I'm aware of alternative constructs with arrayfun or a "classical" for-loop with nested if-elseif-construct, but these workarounds are not efficient.
Any help is much appreciated, thank you!

Accepted Answer

Torsten
Torsten on 31 Jan 2023
Moved: Torsten on 31 Jan 2023
If your right-hand side contains expressions with x, you must replace x by x(idx1) resp. x(idx2).
  2 Comments
Christian B
Christian B on 31 Jan 2023
Thanks for the answer. I should have specified the code in the question. I know about the indexing, as for example in
function result = myfunc(x)
result = zeros(size(x));
idx1 = x==2;
idx2 = x>2;
result(idx1) = sin(x(idx1));
result(idx2) = cos(x(idx2));
end
Due to the Matlab Profiler, each line is always executed. So my misunderstanding was that (here) also sin and cos on the right hand sides are evaluated for the entire input vector x and the false indices are just dropped. However, some further checks showed me that the right hand sides are only evaluated for the respective indices, which is the behaviour I was asking for.
Thanks!
Walter Roberson
Walter Roberson on 31 Jan 2023
For future reference:
There are situations in which the cost of extracting a subset of data, computing with it, and expanding the results back into the appropriate locations, can exceed the savings of not performing the operation on the entire matrix.

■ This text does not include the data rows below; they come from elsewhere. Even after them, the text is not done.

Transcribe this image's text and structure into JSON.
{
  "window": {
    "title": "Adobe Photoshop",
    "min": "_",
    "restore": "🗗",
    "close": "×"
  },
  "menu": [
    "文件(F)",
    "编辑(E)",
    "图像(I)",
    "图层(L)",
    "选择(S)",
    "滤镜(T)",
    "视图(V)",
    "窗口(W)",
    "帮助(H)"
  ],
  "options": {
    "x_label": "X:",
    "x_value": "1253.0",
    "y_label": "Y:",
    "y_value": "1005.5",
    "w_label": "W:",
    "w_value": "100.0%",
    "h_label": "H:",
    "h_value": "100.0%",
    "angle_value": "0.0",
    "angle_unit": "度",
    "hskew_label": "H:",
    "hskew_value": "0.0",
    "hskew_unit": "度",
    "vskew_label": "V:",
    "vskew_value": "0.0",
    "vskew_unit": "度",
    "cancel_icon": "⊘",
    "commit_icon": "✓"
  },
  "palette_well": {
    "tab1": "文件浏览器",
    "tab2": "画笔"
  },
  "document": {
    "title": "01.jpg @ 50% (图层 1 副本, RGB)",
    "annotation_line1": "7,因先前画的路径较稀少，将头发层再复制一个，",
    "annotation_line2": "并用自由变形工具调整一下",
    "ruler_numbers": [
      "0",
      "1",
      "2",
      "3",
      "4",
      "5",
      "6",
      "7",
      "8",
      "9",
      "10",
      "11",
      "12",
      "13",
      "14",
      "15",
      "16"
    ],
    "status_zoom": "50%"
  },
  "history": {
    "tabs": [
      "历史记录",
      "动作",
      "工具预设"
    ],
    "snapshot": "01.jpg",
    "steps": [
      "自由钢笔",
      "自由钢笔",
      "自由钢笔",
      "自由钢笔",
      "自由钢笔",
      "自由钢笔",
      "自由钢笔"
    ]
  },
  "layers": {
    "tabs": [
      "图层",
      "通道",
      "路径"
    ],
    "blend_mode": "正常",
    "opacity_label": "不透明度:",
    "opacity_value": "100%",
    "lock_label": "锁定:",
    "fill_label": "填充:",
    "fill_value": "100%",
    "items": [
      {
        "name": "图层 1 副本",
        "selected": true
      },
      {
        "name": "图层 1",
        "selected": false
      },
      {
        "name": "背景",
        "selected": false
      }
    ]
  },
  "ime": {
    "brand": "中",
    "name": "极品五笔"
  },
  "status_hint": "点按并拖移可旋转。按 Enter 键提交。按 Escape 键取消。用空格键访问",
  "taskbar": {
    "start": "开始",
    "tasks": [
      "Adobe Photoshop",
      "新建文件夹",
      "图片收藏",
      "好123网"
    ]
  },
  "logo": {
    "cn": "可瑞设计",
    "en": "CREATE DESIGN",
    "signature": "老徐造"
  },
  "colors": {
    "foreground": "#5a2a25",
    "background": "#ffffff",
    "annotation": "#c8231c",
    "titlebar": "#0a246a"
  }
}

sin() is implemented using hardware instructions. Those are potentially slower than a conditional memory move, but since the conditional move is going to need to be a loop at some level (you cannot know the relative offset without having evaluated all previous tests), sometimes it can be faster to just do the instruction and ignore or overwrite the results later. sin applied over a block of consecutive locations and be unrolled into several SIN hardware instructions in a row.